O Centro de Tecnologia Canavieira (CTC) inaugurou nesta quinta-feira (16), em Piracicaba – SP, a sua primeira Unidade de Produção de Sementes (UPS), estrutura que viabiliza o uso em escala das sementes sintéticas e marca uma mudança estrutural no modelo de plantio da cana-de-açúcar após cerca de 500 anos de uso de colmos.

A tecnologia, desenvolvida desde 2013 por uma equipe de aproximadamente 150 especialistas, entra agora na fase de validação em escala, com automação, padronização de processos e avaliação logística. A iniciativa integra um projeto que já acumula cerca de R$ 1 bilhão em investimentos até o lançamento comercial, em até dois anos, sendo mais de R$ 100 milhões aplicados na unidade inaugurada, com apoio da Financiadora de Estudos e Projetos (Finep).

O CEO do CTC, Cesar Barros, afirmou que a nova fábrica marca uma inflexão no setor. “Hoje marca o início de uma nova fase para o setor sucroenergético. A nossa visão de dobrar a produtividade dos canaviais brasileiros se materializa com resultados concretos no campo”, disse.

Segundo o diretor de agronomia do CTC, Luiz Antônio Dias Paes, a nova etapa conecta a pesquisa ao campo. “Estamos transformando o que foi desenvolvido em laboratório em uma operação padronizada, com escala e capacidade de entrega para o setor”, afirmou.

Redução de insumos e ganho de eficiência

O principal impacto está na mudança do sistema de plantio. Atualmente, são necessárias cerca de 16 toneladas de cana por hectare para formação do canavial. Com as sementes sintéticas, esse volume cai para aproximadamente 400 quilos, com efeitos diretos sobre custo, logística e eficiência operacional.

Além da redução de material, o novo modelo melhora a sanidade do plantio, aumenta a uniformidade e permite acelerar a adoção de variedades mais produtivas. “É uma mudança relevante porque simplifica a operação e amplia a velocidade de renovação varietal”, disse Paes.

A tecnologia também elimina a necessidade de viveiros, que hoje ocupam até 5% da área agrícola destinada à produção de mudas, o equivalente a cerca de 500 mil hectares no país, área que pode ser redirecionada para produção comercial.

Escala industrial e integração tecnológica

A unidade inaugurada foi construída em 15 meses, possui cerca de 10 mil metros quadrados e capacidade inicial para atender até 500 hectares por ano em operação de um turno, com potencial de expansão. O processo produtivo combina ambiente laboratorial controlado com automação industrial, garantindo padronização, rastreabilidade e qualidade sanitária do material.

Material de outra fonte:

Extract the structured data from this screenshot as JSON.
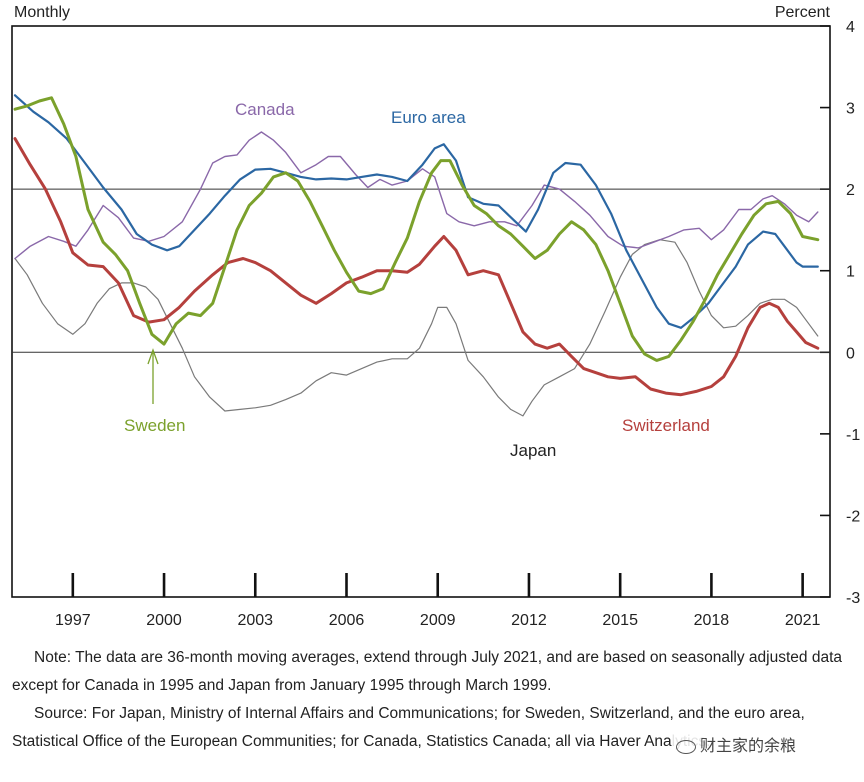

A produção de sementes sintéticas é parte de um sistema integrado de tecnologias estruturado em quatro frentes, melhoramento genético, biotecnologia, ciência de dados e manejo digital. A proposta é elevar o potencial produtivo, proteger esse desempenho no campo e transformar dados em decisões agronômicas mais precisas.

No melhoramento genético, novas variedades já apresentam ganhos médios de até 10% em produtividade em relação às referências de mercado, com taxa de adaptação superior a 80% em diferentes ambientes. Na biotecnologia, o foco está na proteção contra pragas e na estabilidade produtiva ao longo do ciclo.

Meta de produtividade e impacto no setor

A iniciativa está alinhada à estratégia do CTC de dobrar a produtividade dos canaviais brasileiros até 2040 sem expansão de área, em um cenário de maior demanda por energia renovável e pressão por redução de emissões.

Do ponto de vista operacional, a redução no volume de material transportado tende a diminuir o consumo de diesel e a compactação do solo. A padronização do processo também reduz o risco de disseminação de doenças e melhora o estabelecimento inicial do canavial.

A expectativa é de adoção gradual da tecnologia no Centro-Sul, conforme a ampliação da capacidade produtiva e a consolidação dos protocolos agronômicos em diferentes regiões produtoras.